I can remember one time, the only thing in the house to eat was mustard. My sister and I put so much mustard on biscuits that we got sick. And we can’t stand mustard till today.
There was only one family around that ate good. Mr. Barr worked at the ice plant. Whenever Mrs. Barr could, she’d feed the kids. But she couldn’t feed ‘em
all
. They had a big tree that had fruit on it. She’d let us pick those. Sometimes we’d pick and eat ’em until we were sick.
Her two daughters got to go to Norman for their college. When they’d talk about all the good things they had at the college, she’d kind of hush’em up because there was always poor kids that didn’t have anything to eat. I remember she always felt bad because people in the neighborhood were hungry. But there was a feeling of together….
When they had food to give to people, you’d get a notice and you’d go down. So Daddy went down that day and he took my sister and me. They were giving away potatoes and things like that. But they had a truck of oranges parked in the alley. Somebody asked them who the oranges were for, and they wouldn’t tell ’em. So they said, well, we’re gonna take those oranges. And they did. My dad was one of the ones that got up on the truck. They called the police, and the police chased us all away. But we got the oranges.
It’s different today. People are made to feel ashamed now if they don’t have anything. Back then, I’m not sure how the rich felt. I think the rich were as contemptuous of the poor then as they are now. But among the people that I knew, we all had an understanding that it wasn’t our fault. It was something that had happened to the machinery. Most people blamed Hoover, and they cussed him up one side and down the other—it was all his fault. I’m not saying he’s blameless, but I’m not saying either it was all his fault. Our system doesn’t run by just one man, and it doesn’t fall by just one man, either.
You don’t recall at any time feeling a sense of shame?
I remember it was fun. It was fun going to the soup line. ’Cause we all went down the road, and we laughed and we played. The only thing we felt is that we were hungry and we were going to get food. Nobody made us feel ashamed. There just wasn’t any of that.
Today you’re made to feel that it’s your own fault.
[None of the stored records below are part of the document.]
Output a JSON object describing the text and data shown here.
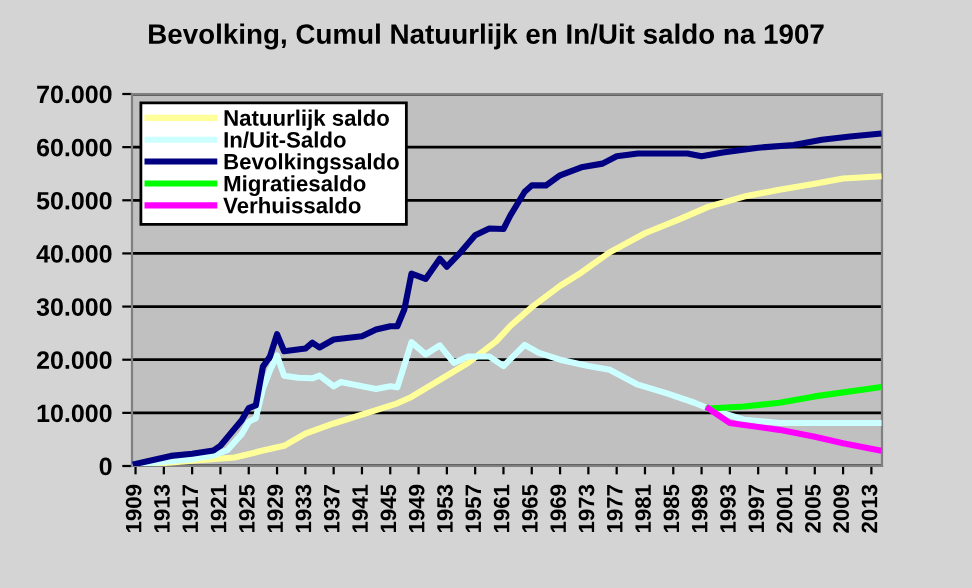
{
  "chart_data": {
    "type": "line",
    "title": "Bevolking, Cumul Natuurlijk en In/Uit saldo na 1907",
    "xlim": [
      1908.5,
      2014.5
    ],
    "xticks": [
      1909,
      1913,
      1917,
      1921,
      1925,
      1929,
      1933,
      1937,
      1941,
      1945,
      1949,
      1953,
      1957,
      1961,
      1965,
      1969,
      1973,
      1977,
      1981,
      1985,
      1989,
      1993,
      1997,
      2001,
      2005,
      2009,
      2013
    ],
    "ylim": [
      0,
      70000
    ],
    "yticks": [
      {
        "value": 0,
        "label": "0"
      },
      {
        "value": 10000,
        "label": "10.000"
      },
      {
        "value": 20000,
        "label": "20.000"
      },
      {
        "value": 30000,
        "label": "30.000"
      },
      {
        "value": 40000,
        "label": "40.000"
      },
      {
        "value": 50000,
        "label": "50.000"
      },
      {
        "value": 60000,
        "label": "60.000"
      },
      {
        "value": 70000,
        "label": "70.000"
      }
    ],
    "grid": "y",
    "legend": "top left",
    "marker": "none",
    "line_style": "solid",
    "series": [
      {
        "name": "Natuurlijk saldo",
        "color": "#ffff99",
        "x": [
          1909,
          1917,
          1923,
          1927,
          1930,
          1933,
          1937,
          1942,
          1946,
          1948,
          1952,
          1956,
          1960,
          1962,
          1965,
          1969,
          1972,
          1976,
          1981,
          1986,
          1990,
          1995,
          2000,
          2005,
          2009,
          2014
        ],
        "values": [
          100,
          1000,
          1600,
          2900,
          3800,
          6100,
          8000,
          10100,
          11800,
          13000,
          16200,
          19400,
          23500,
          26400,
          29900,
          33900,
          36400,
          40200,
          43800,
          46500,
          48800,
          50700,
          52000,
          53100,
          54100,
          54500
        ]
      },
      {
        "name": "In/Uit-Saldo",
        "color": "#ccffff",
        "x": [
          1909,
          1917,
          1920,
          1922,
          1924,
          1925,
          1926,
          1927,
          1928,
          1929,
          1930,
          1932,
          1934,
          1935,
          1937,
          1938,
          1941,
          1943,
          1945,
          1946,
          1947,
          1948,
          1950,
          1952,
          1954,
          1956,
          1959,
          1961,
          1964,
          1966,
          1969,
          1973,
          1976,
          1980,
          1984,
          1988,
          1990,
          1995,
          2000,
          2014
        ],
        "values": [
          300,
          1300,
          2000,
          3000,
          6000,
          8300,
          9000,
          14500,
          18000,
          20800,
          17000,
          16600,
          16500,
          17000,
          15000,
          15800,
          15000,
          14500,
          15000,
          14800,
          19000,
          23300,
          21000,
          22700,
          19400,
          20600,
          20600,
          18800,
          22800,
          21300,
          20000,
          18800,
          18100,
          15300,
          13700,
          11900,
          10800,
          8700,
          8100,
          8100
        ]
      },
      {
        "name": "Bevolkingssaldo",
        "color": "#000080",
        "x": [
          1909,
          1911,
          1914,
          1917,
          1920,
          1921,
          1922,
          1924,
          1925,
          1926,
          1927,
          1928,
          1929,
          1930,
          1933,
          1934,
          1935,
          1937,
          1941,
          1943,
          1945,
          1946,
          1947,
          1948,
          1950,
          1952,
          1953,
          1955,
          1957,
          1959,
          1961,
          1962,
          1964,
          1965,
          1967,
          1969,
          1972,
          1975,
          1977,
          1980,
          1987,
          1989,
          1992,
          1997,
          2002,
          2006,
          2010,
          2014
        ],
        "values": [
          400,
          1000,
          1900,
          2300,
          2900,
          3800,
          5400,
          8600,
          10900,
          11400,
          18700,
          20600,
          24800,
          21600,
          22100,
          23200,
          22300,
          23800,
          24400,
          25700,
          26300,
          26300,
          29500,
          36200,
          35200,
          39000,
          37500,
          40300,
          43400,
          44700,
          44600,
          47200,
          51600,
          52800,
          52800,
          54700,
          56200,
          56900,
          58300,
          58800,
          58800,
          58300,
          59000,
          59900,
          60400,
          61400,
          62000,
          62500
        ]
      },
      {
        "name": "Migratiesaldo",
        "color": "#00ff00",
        "x": [
          1990,
          1995,
          2000,
          2005,
          2014
        ],
        "values": [
          10800,
          11200,
          11900,
          13100,
          14800
        ]
      },
      {
        "name": "Verhuissaldo",
        "color": "#ff00ff",
        "x": [
          1990,
          1993,
          1995,
          2000,
          2005,
          2009,
          2014
        ],
        "values": [
          10800,
          8100,
          7700,
          6800,
          5500,
          4300,
          3000
        ]
      }
    ]
  }
}
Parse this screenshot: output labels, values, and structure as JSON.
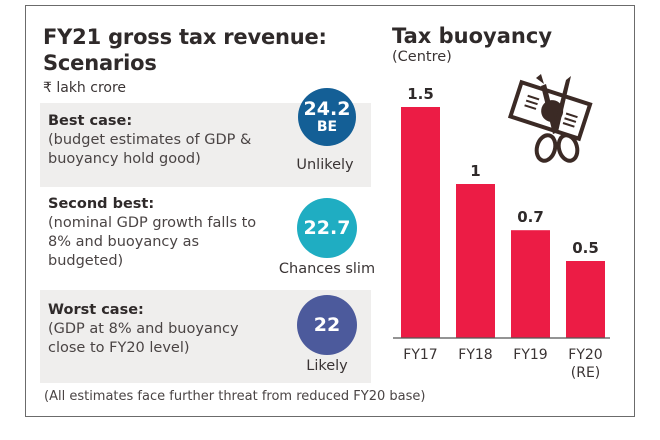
{
  "left_panel": {
    "title": "FY21 gross tax revenue: Scenarios",
    "unit": "₹ lakh crore",
    "scenarios": [
      {
        "heading": "Best case:",
        "description": "(budget estimates of GDP & buoyancy hold good)",
        "value": "24.2",
        "value_sub": "BE",
        "likelihood": "Unlikely",
        "color": "#145f96"
      },
      {
        "heading": "Second best:",
        "description": "(nominal GDP growth falls to 8% and buoyancy as budgeted)",
        "value": "22.7",
        "value_sub": "",
        "likelihood": "Chances slim",
        "color": "#1fadc2"
      },
      {
        "heading": "Worst case:",
        "description": "(GDP at 8% and buoyancy close to FY20 level)",
        "value": "22",
        "value_sub": "",
        "likelihood": "Likely",
        "color": "#4c5a9c"
      }
    ],
    "footnote": "(All estimates face further threat from reduced FY20 base)"
  },
  "icon": {
    "name": "scissors-cutting-banknote-icon"
  },
  "chart_data": {
    "type": "bar",
    "title": "Tax buoyancy",
    "subtitle": "(Centre)",
    "categories": [
      "FY17",
      "FY18",
      "FY19",
      "FY20 (RE)"
    ],
    "category_lines": [
      [
        "FY17"
      ],
      [
        "FY18"
      ],
      [
        "FY19"
      ],
      [
        "FY20",
        "(RE)"
      ]
    ],
    "values": [
      1.5,
      1,
      0.7,
      0.5
    ],
    "data_labels": [
      "1.5",
      "1",
      "0.7",
      "0.5"
    ],
    "xlabel": "",
    "ylabel": "",
    "ylim": [
      0,
      1.5
    ],
    "grid": false,
    "legend": "none",
    "bar_color": "#ec1c45"
  }
}
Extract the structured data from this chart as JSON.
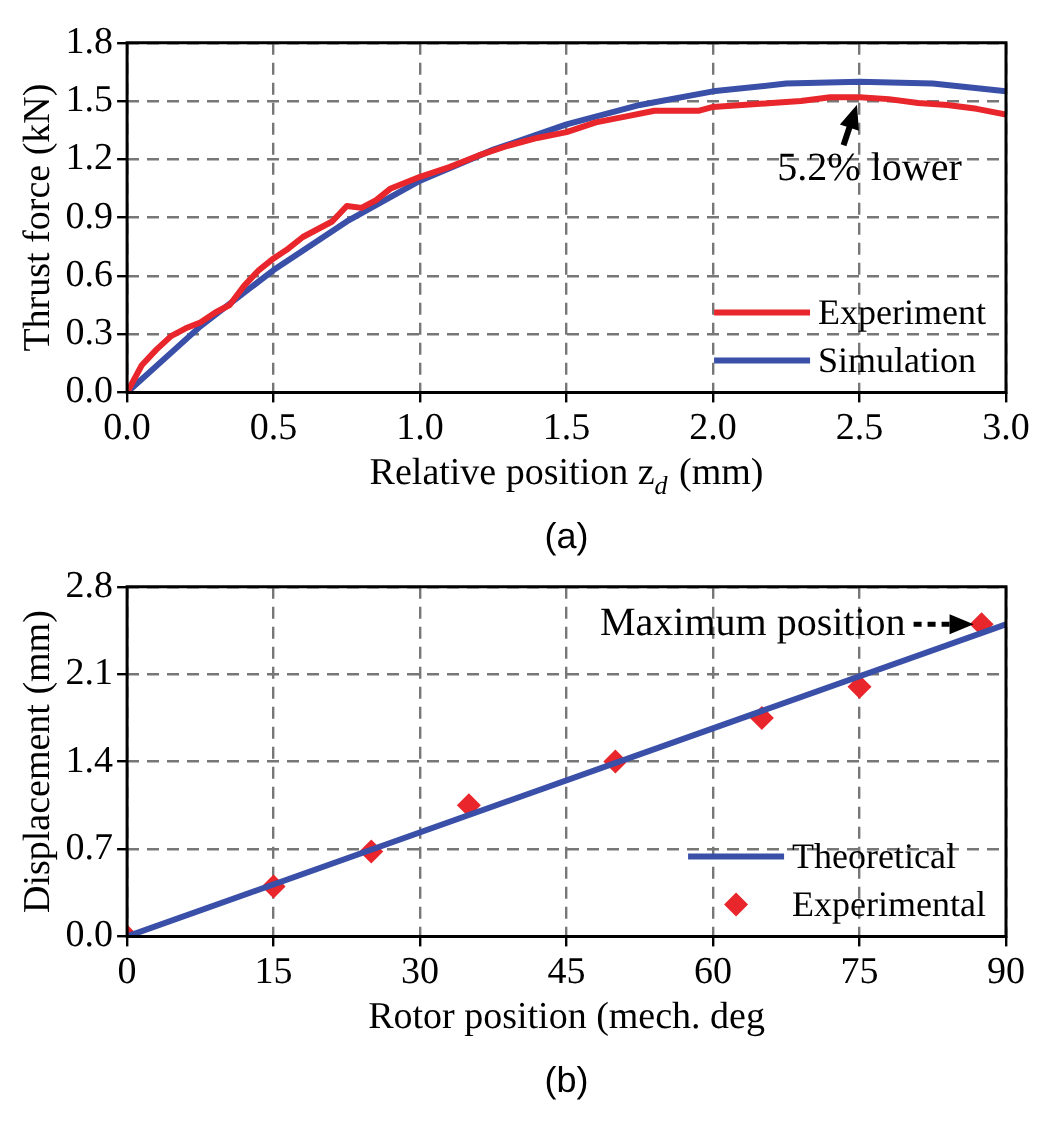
{
  "chart_data": [
    {
      "type": "line",
      "xlabel": "Relative position z$_{d}$ (mm)",
      "ylabel": "Thrust force (kN)",
      "xlim": [
        0,
        3
      ],
      "xticks": [
        {
          "value": 0,
          "label": "0.0"
        },
        {
          "value": 0.5,
          "label": "0.5"
        },
        {
          "value": 1,
          "label": "1.0"
        },
        {
          "value": 1.5,
          "label": "1.5"
        },
        {
          "value": 2,
          "label": "2.0"
        },
        {
          "value": 2.5,
          "label": "2.5"
        },
        {
          "value": 3,
          "label": "3.0"
        }
      ],
      "ylim": [
        0,
        1.8
      ],
      "yticks": [
        {
          "value": 0,
          "label": "0.0"
        },
        {
          "value": 0.3,
          "label": "0.3"
        },
        {
          "value": 0.6,
          "label": "0.6"
        },
        {
          "value": 0.9,
          "label": "0.9"
        },
        {
          "value": 1.2,
          "label": "1.2"
        },
        {
          "value": 1.5,
          "label": "1.5"
        },
        {
          "value": 1.8,
          "label": "1.8"
        }
      ],
      "grid": true,
      "legend": "bottom right",
      "annotations": [
        {
          "text": "5.2% lower",
          "x": 2.5,
          "y": 1.52
        },
        "(a)"
      ],
      "series": [
        {
          "name": "Experiment",
          "color": "#e8262b",
          "x": [
            0,
            0.05,
            0.1,
            0.15,
            0.2,
            0.25,
            0.3,
            0.35,
            0.4,
            0.45,
            0.5,
            0.55,
            0.6,
            0.65,
            0.7,
            0.75,
            0.8,
            0.85,
            0.9,
            1.0,
            1.1,
            1.2,
            1.3,
            1.4,
            1.5,
            1.6,
            1.7,
            1.8,
            1.9,
            1.95,
            2.0,
            2.1,
            2.2,
            2.3,
            2.4,
            2.5,
            2.6,
            2.7,
            2.8,
            2.9,
            3.0
          ],
          "values": [
            0,
            0.14,
            0.22,
            0.29,
            0.33,
            0.36,
            0.41,
            0.45,
            0.55,
            0.63,
            0.69,
            0.74,
            0.8,
            0.84,
            0.88,
            0.96,
            0.95,
            0.99,
            1.05,
            1.11,
            1.16,
            1.22,
            1.27,
            1.31,
            1.34,
            1.39,
            1.42,
            1.45,
            1.45,
            1.45,
            1.47,
            1.48,
            1.49,
            1.5,
            1.52,
            1.52,
            1.51,
            1.49,
            1.48,
            1.46,
            1.43
          ]
        },
        {
          "name": "Simulation",
          "color": "#3a4fa8",
          "x": [
            0,
            0.25,
            0.5,
            0.75,
            1.0,
            1.25,
            1.5,
            1.75,
            2.0,
            2.25,
            2.5,
            2.75,
            3.0
          ],
          "values": [
            0,
            0.34,
            0.63,
            0.88,
            1.09,
            1.25,
            1.38,
            1.48,
            1.55,
            1.59,
            1.6,
            1.59,
            1.55
          ]
        }
      ]
    },
    {
      "type": "line",
      "xlabel": "Rotor position (mech. deg",
      "ylabel": "Displacement (mm)",
      "xlim": [
        0,
        90
      ],
      "xticks": [
        0,
        15,
        30,
        45,
        60,
        75,
        90
      ],
      "ylim": [
        0,
        2.8
      ],
      "yticks": [
        {
          "value": 0,
          "label": "0.0"
        },
        0.7,
        1.4,
        2.1,
        2.8
      ],
      "grid": true,
      "legend": "bottom right",
      "annotations": [
        {
          "text": "Maximum position",
          "x": 87.5,
          "y": 2.5
        },
        "(b)"
      ],
      "series": [
        {
          "name": "Theoretical",
          "color": "#3a4fa8",
          "x": [
            0,
            90
          ],
          "values": [
            0,
            2.5
          ]
        },
        {
          "name": "Experimental",
          "type": "scatter",
          "marker": "diamond",
          "color": "#e8262b",
          "x": [
            0,
            15,
            25,
            35,
            50,
            65,
            75,
            87.5
          ],
          "values": [
            0,
            0.4,
            0.68,
            1.05,
            1.4,
            1.75,
            2.0,
            2.5
          ]
        }
      ]
    }
  ]
}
If you’re poor, it’s only because you’re lazy and you’re ignorant, and you don’t try to help yourself. You’re made to feel that if you get a check from Welfare that the bank at Fort Knox is gonna go broke.
Even after the soup line, there wasn’t anything. The WPA came, and I
married. My husband worked on the WPA. This was back in Paducah, Kentucky. We were just kids. I was fifteen, and he was sixteen. My husband was digging ditches. They were putting in a water main. Parts of the city, even at that late date, 1937, didn’t have city water.
My husband and me just started traveling around, for about three years. It was a very nice time, because when you’re poor and you stay in one spot, trouble just seems to catch up with you. But when you’re moving from town to town, you don’t stay there long enough for trouble to catch up with you. It’s really a good life, if you’re poor and you can manage to move around.
I was pregnant when we first started hitchhiking, and people were really very nice to us. Sometimes they would feed us. I remember one time we slept in a haystack, and the lady of the house came out and found us and she said, “This is really very bad for you because you’re going to have a baby. You need a lot of milk.” So she took us up to the house.
She had a lot of rugs hanging on the clothesline because she was doing her house cleaning. We told her we’d beat the rugs for her giving us the food. She said, no, she didn’t expect that. She just wanted to feed us. We said, no, we couldn’t take it unless we worked for it. And she let us beat her rugs. I think she had a million rugs, and we cleaned them. Then we went in and she had a beautiful table, full of all kind of food and milk. When we left, she filled a gallon bucket full of milk and we took it with us.